The new Act will affect 2.2 million hectares of water systems and 360,000 hectares of land, mostly in the Sub-Arctic and North Boreal areas of Finland, the Sámi’s Home Area. This area constitutes the last large intact forest landscape of Europe. The Act transfer power over this region further into the hands of state authorities, opening up the Sámi Home Area and sub-Arctic ecosystems to railway construction, and with that, potential expansion of mining, forestry and other infrastructure projects.

The new Forestry Act no longer requires Metsähallitus, the Finnish state-run enterprise which already controls 90% of the Sámi Home Area, to liase with the Sámi Parliament and the Skolt Sámi Village Council on issues of land management and their potential impacts on indigenous people’s lives.

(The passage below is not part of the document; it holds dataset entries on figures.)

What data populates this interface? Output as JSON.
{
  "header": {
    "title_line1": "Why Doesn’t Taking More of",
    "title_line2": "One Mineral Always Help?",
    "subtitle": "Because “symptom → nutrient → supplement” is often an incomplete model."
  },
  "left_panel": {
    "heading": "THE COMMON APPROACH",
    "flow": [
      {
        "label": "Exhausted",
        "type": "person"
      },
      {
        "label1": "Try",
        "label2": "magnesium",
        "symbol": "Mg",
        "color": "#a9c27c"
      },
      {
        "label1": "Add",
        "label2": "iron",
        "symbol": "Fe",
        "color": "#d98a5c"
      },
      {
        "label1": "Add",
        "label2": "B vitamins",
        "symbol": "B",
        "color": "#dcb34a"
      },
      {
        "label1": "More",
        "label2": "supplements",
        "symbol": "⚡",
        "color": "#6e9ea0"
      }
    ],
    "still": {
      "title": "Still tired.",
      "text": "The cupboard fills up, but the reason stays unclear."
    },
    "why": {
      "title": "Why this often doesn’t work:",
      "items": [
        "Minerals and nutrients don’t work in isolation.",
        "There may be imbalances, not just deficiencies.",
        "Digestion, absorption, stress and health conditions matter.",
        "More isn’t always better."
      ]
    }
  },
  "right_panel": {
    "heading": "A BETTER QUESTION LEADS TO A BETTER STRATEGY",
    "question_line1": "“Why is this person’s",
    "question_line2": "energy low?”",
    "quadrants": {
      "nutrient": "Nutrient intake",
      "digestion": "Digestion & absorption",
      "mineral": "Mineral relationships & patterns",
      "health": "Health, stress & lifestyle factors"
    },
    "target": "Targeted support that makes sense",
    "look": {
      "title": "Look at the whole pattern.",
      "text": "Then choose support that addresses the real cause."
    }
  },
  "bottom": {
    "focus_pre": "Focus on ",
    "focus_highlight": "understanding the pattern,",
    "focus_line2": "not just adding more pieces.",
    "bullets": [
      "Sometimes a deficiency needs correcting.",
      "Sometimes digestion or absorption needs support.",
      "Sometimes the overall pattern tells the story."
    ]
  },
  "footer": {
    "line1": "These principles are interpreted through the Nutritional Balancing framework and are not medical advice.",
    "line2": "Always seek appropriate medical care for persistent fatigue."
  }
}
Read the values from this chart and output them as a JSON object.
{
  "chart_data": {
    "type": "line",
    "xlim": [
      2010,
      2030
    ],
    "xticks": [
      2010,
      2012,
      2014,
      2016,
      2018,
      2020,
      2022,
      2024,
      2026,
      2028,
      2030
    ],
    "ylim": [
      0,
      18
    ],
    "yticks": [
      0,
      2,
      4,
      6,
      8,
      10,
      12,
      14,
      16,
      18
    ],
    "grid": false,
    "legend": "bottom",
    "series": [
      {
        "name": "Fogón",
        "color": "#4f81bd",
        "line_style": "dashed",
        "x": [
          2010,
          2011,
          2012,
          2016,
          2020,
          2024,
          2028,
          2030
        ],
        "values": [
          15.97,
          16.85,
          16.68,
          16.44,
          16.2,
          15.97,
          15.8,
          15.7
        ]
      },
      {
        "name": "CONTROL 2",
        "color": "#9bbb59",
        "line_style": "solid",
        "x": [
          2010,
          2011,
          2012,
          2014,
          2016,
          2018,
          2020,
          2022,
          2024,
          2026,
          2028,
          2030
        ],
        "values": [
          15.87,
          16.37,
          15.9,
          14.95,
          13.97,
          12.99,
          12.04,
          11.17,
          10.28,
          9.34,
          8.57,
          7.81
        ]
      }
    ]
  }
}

And of course, the Act has been written and voted without the Free, Prior and Informed Consent of the Sámi People, as required by UN conventions.

The new Act doesn't include measures to provide a protective zone and mechanisms for the Sámi to safeguard their cultural practices. “Sámi reindeer herding and the Sámi way of life are in danger of disappearing with the new Forestry Act. We will have few opportunities to influence the decision making over our lands. Rather, our territories will be controlled by market economy values,” says Jouni Lukkari, President of the Finnish Section of the Sámi Council to IC Magazine.

Tero Mustonen, a scientist from the Snowchange Cooperative, and one of the Lead Authors of the Arctic Council’s Arctic Biodiversity Assessment (ABA), adds: “Arctic peoples have thrived in a harsh environment for millennia, in no small part because they have acquired a great depth of knowledge about the land and waters of their homelands and the species that live there, which provide food, clothing and meaning to Arctic cultures. This traditional ecological knowledge is increasingly recognized as an important source of information for, among other things, understanding Arctic biodiversity and developing effective strategies to conserve that biodiversity, including indigenous ways of life.”